Tags: Depression Bipolar
My name is Sarah, I am 30 years old. I am bipolar and BPD (Borderline Personality Disorder), but I don't let the "stigma" of that stop me. I tell EVERYONE I know about it. Not at first though. I tell them after they get to know me and when I do tell them they always say "But you seem so normal!" (All of my friends will gladly tell you I am oddly quirky, but not one of them would have ever fingered me for "acting" like what they thought a person with a "mental illness" would act like.) At this point I tell them I am normal, I just have a few diseases in my brain that I was born with or that developed due to childhood circumstances that alter my behavior if I don't take medication for them. I explain to them that it's kind of like Diabetes, except in that instead of my endocrine and digestive systems being affected it's my nervous system and neurotransmitters that are affected, etc... (I realize it's a bit more complicated than that and no one really knows exactly what causes a person to be bipolar, but it gets the point across.) I haven't had anyone that has gotten to know me first, "freak out", if you will, when I told them. Maybe that speaks for the maturity of the people I associate with or maybe it is the way I approach it. I am NOT ashamed and I don't act like it! I don't treat it like it is a shameful secret to be kept. I don't treat it like a big deal. I just kind of say it. I usually bring it up when I talk about why I opted for adoption when I became pregnant. (Another thing I am not ashamed of. I have a beautiful little boy with great parents who take better care of him than I can due to my illness.) A brain illness is what makes me who I am. It is what makes me uniquely me, along with other things, but you understand where I'm coming from.
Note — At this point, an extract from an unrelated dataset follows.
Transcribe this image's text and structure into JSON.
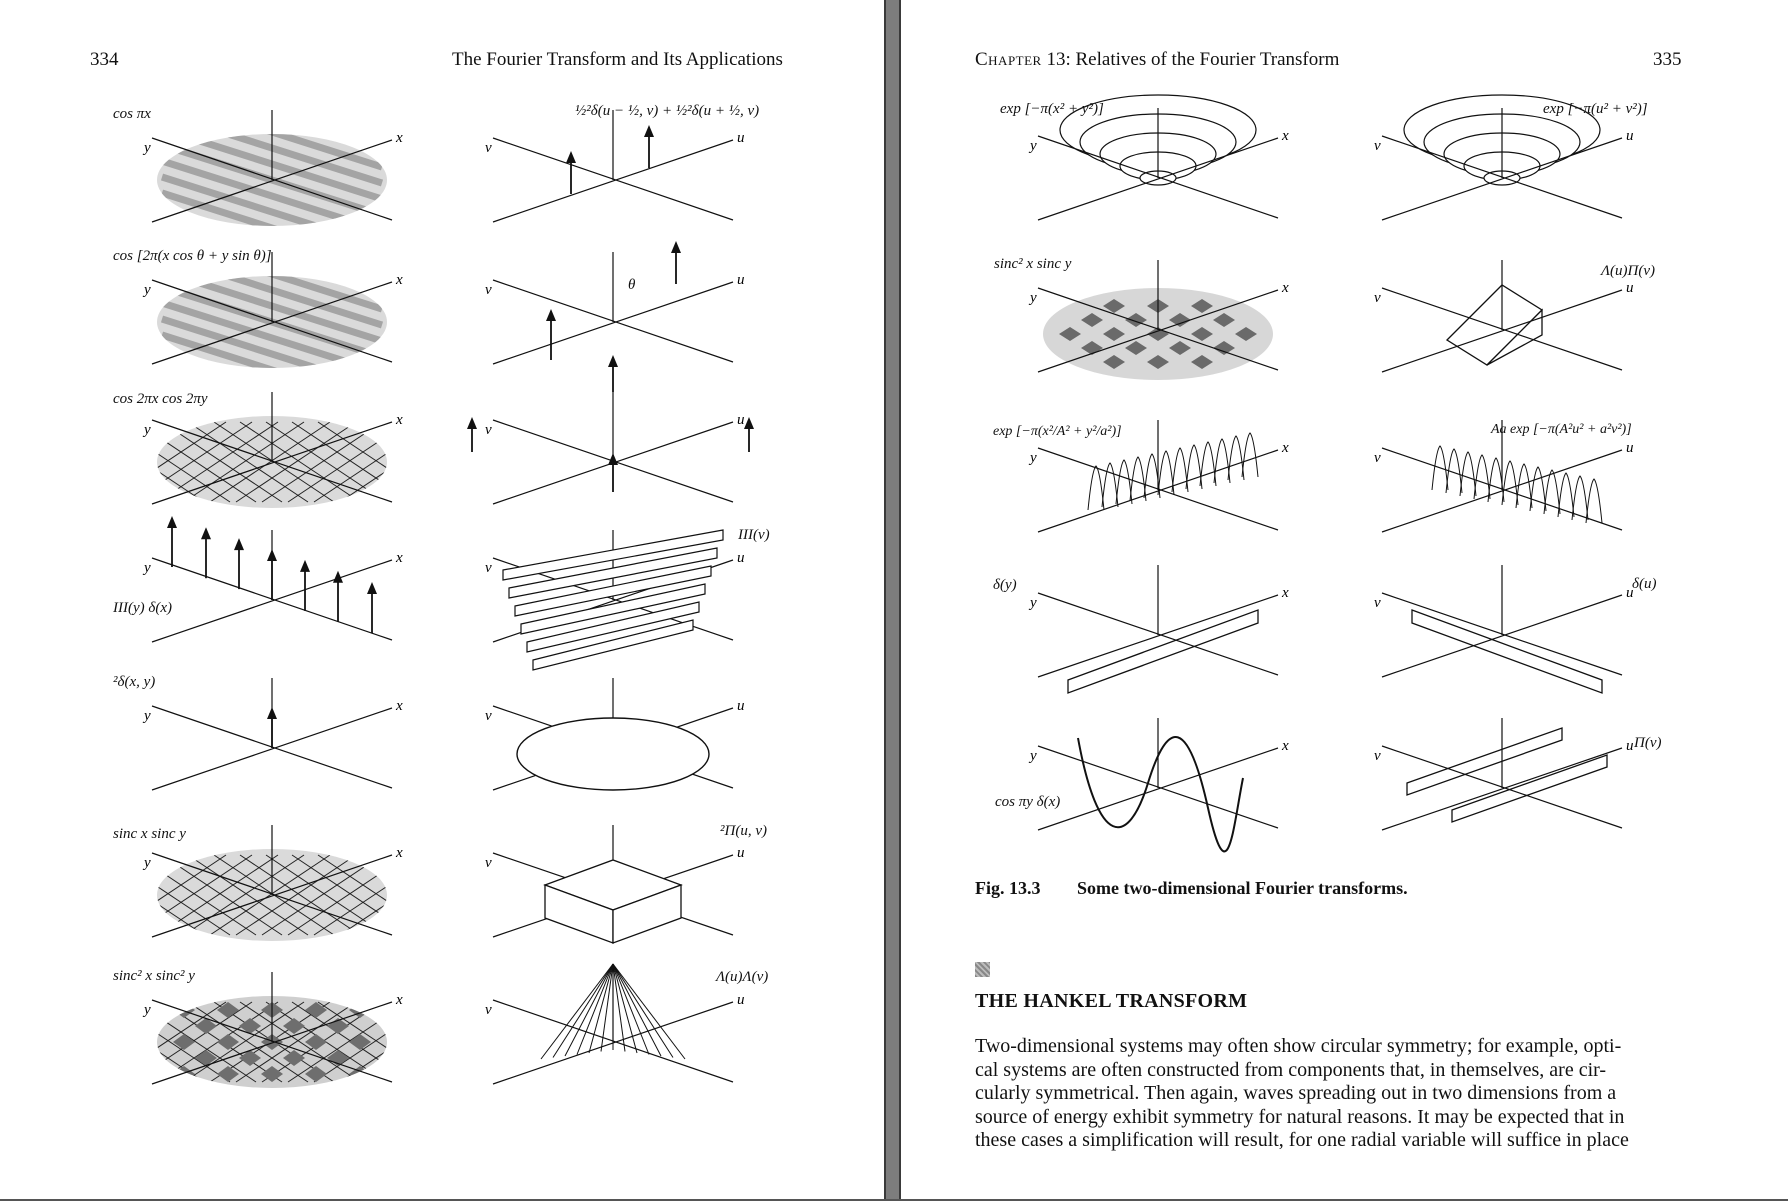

Give people time to warm up to you before you try to break the "Stigma" if you go at them right away you are just going to confirm to them the "stigma" you're trying to break because the only information you are giving them about yourself is that you have a brain illness and are, therefore, reinforcing the cycle. I learned this lesson the hard way many years ago before NKM2. Ease them into it and they will bring others along for the ride, too. Remember, a drop in a lake makes ripples. It's up to you whether the ripples are positive or negative. Good luck out there!